Monday, August 09, 2010

Milkman of Human Kindness

Weather : pleasant. We managed to watch about half of the last episode of Sherlock last night before griping stomach pains and general tiredness sent me to bed early.

I note the furore about free school milk over the weekend. I'm one of the generation that had their milk snatched in the early 70s, but I can't recall it ever being something that I looked forward to. In the winter the milk would be frozen with bits of ice in it, but it was worse in the summer when the crate would sit outside the classroom in the sunshine for a couple of hours before morning break. This would leave the third of a pint bottles curdled and sour, and I can still recall the vague feeling of nausea after drinking one. We were not allowed to leave any, even if it took the whole of break time to force it down, probably because there were starving children in India if I recall correctly.

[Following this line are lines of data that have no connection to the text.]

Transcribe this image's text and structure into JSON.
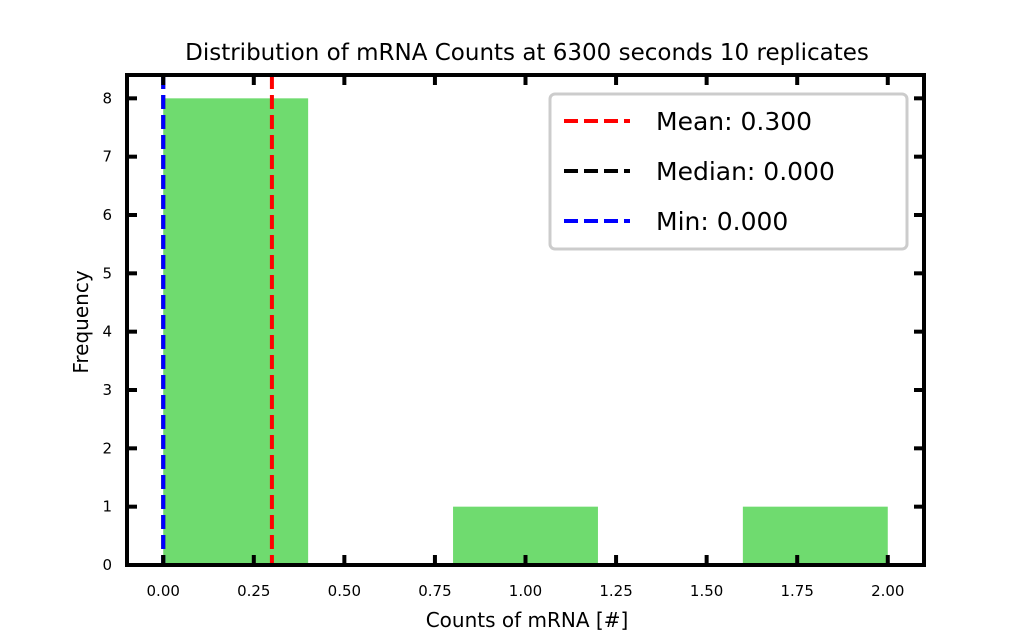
{
  "chart_data": {
    "type": "bar",
    "title": "Distribution of mRNA Counts at 6300 seconds 10 replicates",
    "xlabel": "Counts of mRNA [#]",
    "ylabel": "Frequency",
    "xlim": [
      -0.1,
      2.1
    ],
    "ylim": [
      0,
      8.4
    ],
    "xticks": [
      0.0,
      0.25,
      0.5,
      0.75,
      1.0,
      1.25,
      1.5,
      1.75,
      2.0
    ],
    "xtick_labels": [
      "0.00",
      "0.25",
      "0.50",
      "0.75",
      "1.00",
      "1.25",
      "1.50",
      "1.75",
      "2.00"
    ],
    "yticks": [
      0,
      1,
      2,
      3,
      4,
      5,
      6,
      7,
      8
    ],
    "ytick_labels": [
      "0",
      "1",
      "2",
      "3",
      "4",
      "5",
      "6",
      "7",
      "8"
    ],
    "bins": [
      {
        "x0": 0.0,
        "x1": 0.4,
        "count": 8
      },
      {
        "x0": 0.4,
        "x1": 0.8,
        "count": 0
      },
      {
        "x0": 0.8,
        "x1": 1.2,
        "count": 1
      },
      {
        "x0": 1.2,
        "x1": 1.6,
        "count": 0
      },
      {
        "x0": 1.6,
        "x1": 2.0,
        "count": 1
      }
    ],
    "bar_color": "#6fdb6f",
    "grid": false,
    "legend_position": "upper right",
    "reference_lines": [
      {
        "label": "Mean: 0.300",
        "x": 0.3,
        "color": "#ff0000",
        "style": "dashed"
      },
      {
        "label": "Median: 0.000",
        "x": 0.0,
        "color": "#000000",
        "style": "dashed"
      },
      {
        "label": "Min: 0.000",
        "x": 0.0,
        "color": "#0000ff",
        "style": "dashed"
      }
    ]
  }
}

The scheme nowadays only applies to children under five in pre-school nurseries and costs somewhere upwards of £50m to run. Malnutrition is not the same problem that it was in the post war years when the scheme was introduced (and originally for all school age children up to 16, which surprised me). A purely sceptical, scientific approach would make scrapping the scheme and replacing it with targeted alternatives a no-brainer. There would certainly be greater health benefits from providing overweight children with a bit of fruit or fresh veg for a snack instead of crisps and chocolate, for example.

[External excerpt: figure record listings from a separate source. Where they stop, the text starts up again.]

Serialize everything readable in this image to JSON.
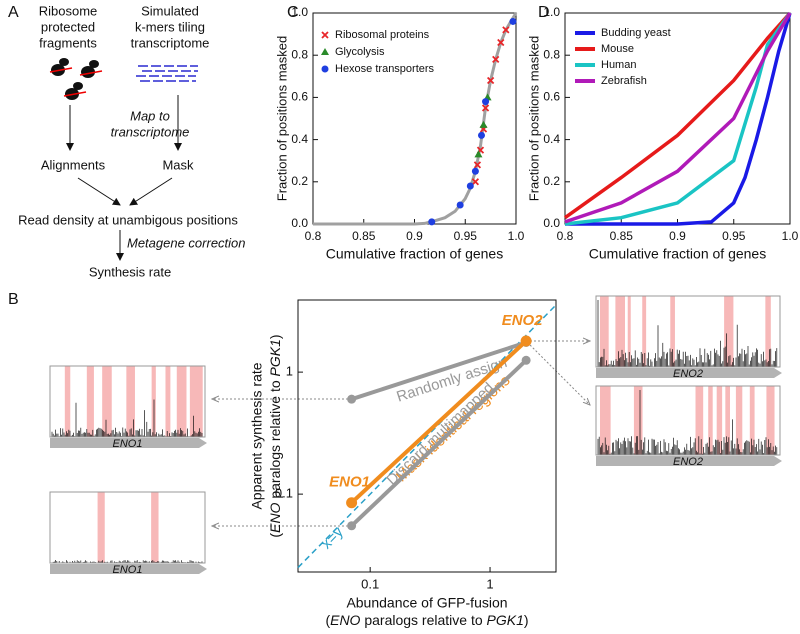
{
  "diagram": {
    "panel": "A",
    "ribosome_label": [
      "Ribosome",
      "protected",
      "fragments"
    ],
    "kmer_label": [
      "Simulated",
      "k-mers tiling",
      "transcriptome"
    ],
    "map_label": [
      "Map to",
      "transcriptome"
    ],
    "alignments": "Alignments",
    "mask": "Mask",
    "read_density": "Read density at unambigous positions",
    "metagene": "Metagene correction",
    "synthesis": "Synthesis rate"
  },
  "tracks": [
    {
      "label": "ENO1"
    },
    {
      "label": "ENO1"
    },
    {
      "label": "ENO2"
    },
    {
      "label": "ENO2"
    }
  ],
  "chart_data": [
    {
      "type": "scatter",
      "panel": "C",
      "x_label": "Cumulative fraction of genes",
      "y_label": "Fraction of positions masked",
      "xlim": [
        0.8,
        1
      ],
      "ylim": [
        0,
        1
      ],
      "xticks": [
        0.8,
        0.85,
        0.9,
        0.95,
        {
          "value": 1,
          "label": "1.0"
        }
      ],
      "yticks": [
        {
          "value": 0,
          "label": "0.0"
        },
        0.2,
        0.4,
        0.6,
        0.8,
        {
          "value": 1,
          "label": "1.0"
        }
      ],
      "legend": "upper left",
      "curve": {
        "color": "#a0a0a0",
        "x": [
          0.8,
          0.9,
          0.91,
          0.92,
          0.93,
          0.94,
          0.95,
          0.955,
          0.96,
          0.965,
          0.97,
          0.975,
          0.98,
          0.985,
          0.99,
          0.995,
          1
        ],
        "values": [
          0,
          0,
          0.003,
          0.015,
          0.03,
          0.06,
          0.12,
          0.17,
          0.25,
          0.37,
          0.55,
          0.68,
          0.78,
          0.86,
          0.92,
          0.96,
          1
        ]
      },
      "series": [
        {
          "name": "Ribosomal proteins",
          "color": "#e8262a",
          "marker": "x",
          "x": [
            0.96,
            0.962,
            0.965,
            0.968,
            0.97,
            0.975,
            0.98,
            0.985,
            0.99
          ],
          "values": [
            0.2,
            0.28,
            0.35,
            0.45,
            0.55,
            0.68,
            0.78,
            0.86,
            0.92
          ]
        },
        {
          "name": "Glycolysis",
          "color": "#2a8a2a",
          "marker": "triangle",
          "x": [
            0.963,
            0.968,
            0.972
          ],
          "values": [
            0.33,
            0.47,
            0.6
          ]
        },
        {
          "name": "Hexose transporters",
          "color": "#1f3fe0",
          "marker": "circle",
          "x": [
            0.917,
            0.945,
            0.955,
            0.96,
            0.966,
            0.97,
            0.997
          ],
          "values": [
            0.01,
            0.09,
            0.18,
            0.25,
            0.42,
            0.58,
            0.96
          ]
        }
      ]
    },
    {
      "type": "line",
      "panel": "D",
      "x_label": "Cumulative fraction of genes",
      "y_label": "Fraction of positions masked",
      "xlim": [
        0.8,
        1
      ],
      "ylim": [
        0,
        1
      ],
      "xticks": [
        0.8,
        0.85,
        0.9,
        0.95,
        {
          "value": 1,
          "label": "1.0"
        }
      ],
      "yticks": [
        {
          "value": 0,
          "label": "0.0"
        },
        0.2,
        0.4,
        0.6,
        0.8,
        {
          "value": 1,
          "label": "1.0"
        }
      ],
      "legend": "upper left",
      "series": [
        {
          "name": "Budding yeast",
          "color": "#1a1ae6",
          "x": [
            0.8,
            0.9,
            0.93,
            0.95,
            0.96,
            0.97,
            0.98,
            0.99,
            1
          ],
          "values": [
            0,
            0,
            0.01,
            0.1,
            0.22,
            0.4,
            0.6,
            0.82,
            1
          ]
        },
        {
          "name": "Mouse",
          "color": "#e61a1a",
          "x": [
            0.8,
            0.85,
            0.9,
            0.95,
            0.98,
            1
          ],
          "values": [
            0.03,
            0.22,
            0.42,
            0.68,
            0.88,
            1
          ]
        },
        {
          "name": "Human",
          "color": "#1ac4c4",
          "x": [
            0.8,
            0.85,
            0.9,
            0.95,
            0.97,
            0.98,
            1
          ],
          "values": [
            0,
            0.03,
            0.1,
            0.3,
            0.65,
            0.85,
            1
          ]
        },
        {
          "name": "Zebrafish",
          "color": "#b01ab8",
          "x": [
            0.8,
            0.85,
            0.9,
            0.95,
            0.98,
            1
          ],
          "values": [
            0.01,
            0.1,
            0.25,
            0.5,
            0.82,
            1
          ]
        }
      ]
    },
    {
      "type": "line",
      "panel": "B",
      "x_label": [
        "Abundance of GFP-fusion",
        [
          "(",
          "ENO",
          " paralogs relative to ",
          "PGK1",
          ")"
        ]
      ],
      "y_label": [
        "Apparent synthesis rate",
        [
          "(",
          "ENO",
          " paralogs relative to ",
          "PGK1",
          ")"
        ]
      ],
      "xscale": "log",
      "yscale": "log",
      "xlim": [
        0.025,
        3.55
      ],
      "ylim": [
        0.023,
        3.9
      ],
      "xticks": [
        0.1,
        1
      ],
      "yticks": [
        0.1,
        1
      ],
      "point_labels": [
        "ENO1",
        "ENO2"
      ],
      "point_label_color": "#f08c1e",
      "reference_line": {
        "label": "x=y",
        "color": "#2aa0c8"
      },
      "series": [
        {
          "name": "Randomly assign",
          "color": "#999999",
          "x": [
            0.07,
            2
          ],
          "values": [
            0.6,
            1.75
          ]
        },
        {
          "name": "Mask identical regions",
          "color": "#f08c1e",
          "x": [
            0.07,
            2
          ],
          "values": [
            0.085,
            1.8
          ]
        },
        {
          "name": "Discard multimapped",
          "color": "#999999",
          "x": [
            0.07,
            2
          ],
          "values": [
            0.055,
            1.25
          ]
        }
      ]
    }
  ]
}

So, why the outcry about milk, particularly from the sort of middle class parents who would be likely to pack their little Tarquins and Jocastas off with healthy food in their lunch boxes already? I suspect that we won't see the same complaints from the parents of the poor kids who pass fish and chips through the bars at lunchtime for their Turkey Twizzler deprived offspring.

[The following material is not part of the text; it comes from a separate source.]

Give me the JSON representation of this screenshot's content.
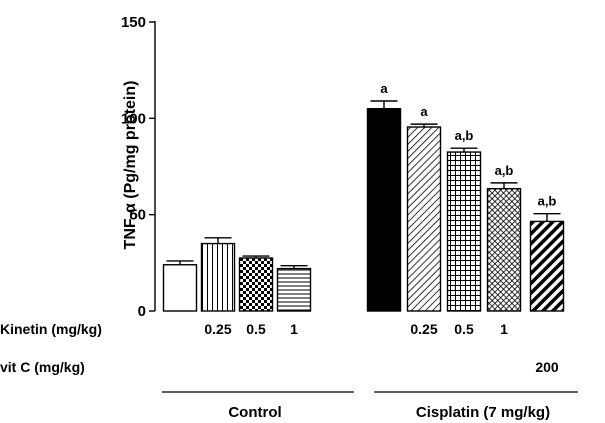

It is more worrying that we seem to be heading back to government by spin and soundbite, where all policies have to approved by running them past the Daily Mail features writers first and then cost analysed with the net effect on Rupert Murdoch's balance sheet quantified.

Not a good precedent.

2 comments:

Anonymous Me said...

Your early childhood milk experience sounds traumatic! It would have been to me, anyway.

Anonymous said...

Sorry, I'm late to this conversation but...I recounted EXACTLY the same story to maria, about the milk. She was stunned about the "not being allowed to go out until the milk was drunk" when it was frozen! I know. Think of all the slides in the playground. The snowballs to be thrown. She wasn't so upset then!